La delibera più concreta della serata è una manovra che il Sindaco ha definito senza precedenti recenti per dimensione: l’applicazione di oltre sei milioni di euro di avanzo di amministrazione, trasformati in interventi che si vedranno per strada. Quasi metà va su strade, marciapiedi e verde, il capitolo su cui in due anni si è andati ampiamente oltre i cinque milioni, molto più dell’ordinario dei bilanci precedenti; seicentomila euro vanno ai cimiteri, trecentomila all’Auditorium di via Meda, altre risorse completano la nuova sede di Rho Soccorso. C’è anche un dettaglio che racconta come i fondi esterni generino valore a cascata: centomila euro serviranno a trasformare in aule e laboratori gli spazi che il vecchio refettorio della scuola Federici libererà quando aprirà quello nuovo, finanziato dal PNRR.

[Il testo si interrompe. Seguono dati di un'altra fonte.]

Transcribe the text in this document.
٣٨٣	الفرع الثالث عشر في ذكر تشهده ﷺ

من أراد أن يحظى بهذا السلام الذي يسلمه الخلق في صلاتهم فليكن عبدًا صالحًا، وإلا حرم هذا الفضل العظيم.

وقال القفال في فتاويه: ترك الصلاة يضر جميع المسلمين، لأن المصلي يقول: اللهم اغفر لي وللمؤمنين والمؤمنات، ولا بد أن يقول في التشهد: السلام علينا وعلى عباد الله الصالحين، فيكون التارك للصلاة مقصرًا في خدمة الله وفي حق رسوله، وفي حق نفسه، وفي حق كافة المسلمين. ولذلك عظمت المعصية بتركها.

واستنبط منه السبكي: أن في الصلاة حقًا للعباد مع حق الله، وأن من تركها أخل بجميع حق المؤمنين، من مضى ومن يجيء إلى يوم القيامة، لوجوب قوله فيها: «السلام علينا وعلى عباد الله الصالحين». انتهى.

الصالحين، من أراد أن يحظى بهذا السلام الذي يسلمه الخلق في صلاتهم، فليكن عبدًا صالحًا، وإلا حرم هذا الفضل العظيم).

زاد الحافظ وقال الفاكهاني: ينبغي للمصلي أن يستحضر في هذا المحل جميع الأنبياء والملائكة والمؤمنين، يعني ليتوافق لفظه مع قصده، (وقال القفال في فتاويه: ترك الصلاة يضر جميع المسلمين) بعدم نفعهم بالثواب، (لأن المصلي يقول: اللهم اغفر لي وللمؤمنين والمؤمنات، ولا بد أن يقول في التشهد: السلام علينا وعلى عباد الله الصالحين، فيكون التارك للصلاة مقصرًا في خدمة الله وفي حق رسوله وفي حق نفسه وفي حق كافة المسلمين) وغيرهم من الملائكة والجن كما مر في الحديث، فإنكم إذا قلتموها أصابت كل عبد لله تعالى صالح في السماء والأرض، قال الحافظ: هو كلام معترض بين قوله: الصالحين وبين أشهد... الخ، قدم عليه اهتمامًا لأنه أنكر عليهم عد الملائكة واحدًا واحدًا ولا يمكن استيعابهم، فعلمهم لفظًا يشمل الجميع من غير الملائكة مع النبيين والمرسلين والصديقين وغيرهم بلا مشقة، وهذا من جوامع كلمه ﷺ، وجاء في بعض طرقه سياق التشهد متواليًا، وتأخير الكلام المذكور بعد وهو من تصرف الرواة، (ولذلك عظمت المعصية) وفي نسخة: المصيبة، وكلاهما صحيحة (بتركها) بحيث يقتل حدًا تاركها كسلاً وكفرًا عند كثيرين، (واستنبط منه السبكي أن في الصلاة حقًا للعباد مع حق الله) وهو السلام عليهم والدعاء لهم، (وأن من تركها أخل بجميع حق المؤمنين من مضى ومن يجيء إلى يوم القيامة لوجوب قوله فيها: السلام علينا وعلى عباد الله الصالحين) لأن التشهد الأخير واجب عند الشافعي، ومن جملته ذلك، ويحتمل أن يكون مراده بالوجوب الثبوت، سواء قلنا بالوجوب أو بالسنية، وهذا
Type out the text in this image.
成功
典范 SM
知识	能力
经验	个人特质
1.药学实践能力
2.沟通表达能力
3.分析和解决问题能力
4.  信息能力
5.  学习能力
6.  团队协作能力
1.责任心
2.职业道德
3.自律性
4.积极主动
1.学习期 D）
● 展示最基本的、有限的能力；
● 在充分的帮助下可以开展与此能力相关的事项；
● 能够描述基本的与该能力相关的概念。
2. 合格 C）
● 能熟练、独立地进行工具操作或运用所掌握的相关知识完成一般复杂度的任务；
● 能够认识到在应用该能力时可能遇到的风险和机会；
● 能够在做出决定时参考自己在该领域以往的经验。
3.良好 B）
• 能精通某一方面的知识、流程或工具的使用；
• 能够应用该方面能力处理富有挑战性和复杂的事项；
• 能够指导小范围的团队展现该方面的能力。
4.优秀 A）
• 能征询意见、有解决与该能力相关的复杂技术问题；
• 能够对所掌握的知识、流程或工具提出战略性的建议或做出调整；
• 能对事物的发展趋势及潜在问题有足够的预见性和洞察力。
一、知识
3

L’altro passaggio è la fotografia annuale del “gruppo Comune di Rho”, il bilancio consolidato delle partecipate: un gruppo molto patrimonializzato, con un patrimonio netto di 220 milioni a fronte di immobilizzazioni per 286, costruito quasi interamente con mezzi propri, liquidità abbondante e un risultato d’esercizio complessivo di oltre cinque milioni, con i revisori senza osservazioni. Il Sindaco ne ha tratto una difesa appassionata del pubblico che funziona: società che non inseguono il profitto ma i servizi, amministratori che in alcuni casi prestano il proprio lavoro per gettoni simbolici, professionalità che smentiscono il luogo comune dell’ente pubblico inefficiente.
Due delibere tecniche, un messaggio semplice: i conti in ordine non sono un fine, sono ciò che permette a una città di asfaltare le strade, sistemare i cimiteri e rinnovare i luoghi della cultura senza fare debiti.